You learn how to create and submit an XML sitemap to Google Search Console. You see “Success.” You assume Google’s crawling everything now. Then you check back in three weeks and half your pages still aren’t indexed. Or worse, Google’s crawling 10,000 pages you never wanted indexed in the first place, burning through crawl budget on pagination filters and archive URLs while your best content sits undiscovered.
This happens because most people treat XML sitemaps like a checkbox. Generate it, submit it, forget it. But sitemaps aren’t magic. They’re a crawl efficiency mechanism.

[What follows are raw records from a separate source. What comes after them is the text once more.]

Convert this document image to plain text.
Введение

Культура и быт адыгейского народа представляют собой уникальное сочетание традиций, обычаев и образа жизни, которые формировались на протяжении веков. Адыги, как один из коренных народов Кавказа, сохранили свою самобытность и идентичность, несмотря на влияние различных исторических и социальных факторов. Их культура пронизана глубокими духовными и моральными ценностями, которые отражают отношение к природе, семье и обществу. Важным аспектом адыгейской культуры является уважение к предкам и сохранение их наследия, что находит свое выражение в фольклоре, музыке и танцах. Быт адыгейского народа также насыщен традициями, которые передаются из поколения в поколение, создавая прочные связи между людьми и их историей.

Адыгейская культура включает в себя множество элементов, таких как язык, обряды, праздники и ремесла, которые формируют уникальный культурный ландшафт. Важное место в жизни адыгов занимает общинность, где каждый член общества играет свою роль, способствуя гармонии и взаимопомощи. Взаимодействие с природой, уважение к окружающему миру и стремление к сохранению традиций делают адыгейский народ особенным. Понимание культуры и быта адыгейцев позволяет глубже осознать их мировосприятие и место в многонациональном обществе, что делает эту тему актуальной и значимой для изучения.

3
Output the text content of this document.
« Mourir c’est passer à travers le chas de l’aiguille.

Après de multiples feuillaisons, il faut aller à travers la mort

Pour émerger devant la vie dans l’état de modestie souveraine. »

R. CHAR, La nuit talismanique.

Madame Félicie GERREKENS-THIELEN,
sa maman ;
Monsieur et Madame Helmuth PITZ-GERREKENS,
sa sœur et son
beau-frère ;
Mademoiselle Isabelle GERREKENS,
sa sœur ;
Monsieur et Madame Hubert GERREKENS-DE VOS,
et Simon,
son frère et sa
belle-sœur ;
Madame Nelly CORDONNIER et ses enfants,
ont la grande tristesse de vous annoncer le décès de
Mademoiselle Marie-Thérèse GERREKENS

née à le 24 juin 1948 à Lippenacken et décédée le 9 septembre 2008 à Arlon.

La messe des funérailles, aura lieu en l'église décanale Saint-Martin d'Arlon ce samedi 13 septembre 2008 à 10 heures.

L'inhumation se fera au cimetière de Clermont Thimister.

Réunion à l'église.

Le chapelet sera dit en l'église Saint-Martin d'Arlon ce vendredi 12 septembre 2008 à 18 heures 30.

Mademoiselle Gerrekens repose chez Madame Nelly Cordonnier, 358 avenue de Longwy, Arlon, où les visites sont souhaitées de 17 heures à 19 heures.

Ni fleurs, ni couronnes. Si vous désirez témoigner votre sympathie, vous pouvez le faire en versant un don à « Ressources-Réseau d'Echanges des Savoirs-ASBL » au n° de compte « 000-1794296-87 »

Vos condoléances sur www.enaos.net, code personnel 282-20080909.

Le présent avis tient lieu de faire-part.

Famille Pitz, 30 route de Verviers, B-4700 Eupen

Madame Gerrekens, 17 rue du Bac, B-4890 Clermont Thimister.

And when you don’t understand how search engines actually use them, you end up creating indexation problems instead of solving them.
This guide explains how to create and submit an XML sitemap by breaking down the system underneath it—what sitemaps actually do, how crawlers prioritize them, what to include versus exclude, and how to maintain them as your site evolves. Not just the steps. The structure.
An XML sitemap is a structured file that lists URLs on your website along with metadata about when they were last updated, how frequently they change, and (theoretically) how important they are relative to other pages.
You’re essentially giving search engines a declared list of URLs you want crawled.
But here’s what most content gets wrong: A sitemap is not a discovery mechanism. Google doesn’t need your sitemap to find your pages. Crawlers follow internal links. They parse your site structure. They monitor your RSS feeds. If a page is properly linked within your site, Google will find it eventually.
So why do sitemaps exist?
They exist to influence crawl prioritization. When you submit a sitemap, you’re telling search engines “these are the URLs I care about, and here’s when they were last updated.” The crawler reads that, compares it to what it already knows about your site, and decides whether those URLs are worth crawling based on your site’s crawl budget allocation.
Crawl budget is the number of pages Google is willing to crawl on your site within a given timeframe. It’s determined by your site’s authority, server performance, and perceived content quality. Low-authority sites get less crawl budget. High-authority sites with fast servers get more.
If you have 10,000 pages but Google only crawls 500 per day, your sitemap helps determine which 500 get prioritized. If your sitemap is full of junk—duplicate pages, parameter URLs, archived content nobody searches for—you’re directing crawl budget away from pages that actually matter.
That’s the tradeoff most people miss. Inclusion feels safer than exclusion. But when you include everything, you dilute crawl focus.
XML sitemaps are machine-readable files designed for search engines. HTML sitemaps are human-readable pages designed for site navigation. They serve different purposes.
An HTML sitemap helps users navigate your site structure. It’s a page on your website with links organized by category. Some SEOs argue it helps with internal linking, and it can—but mostly for sites with poor navigation architecture. If your site structure is clean, HTML sitemaps are optional.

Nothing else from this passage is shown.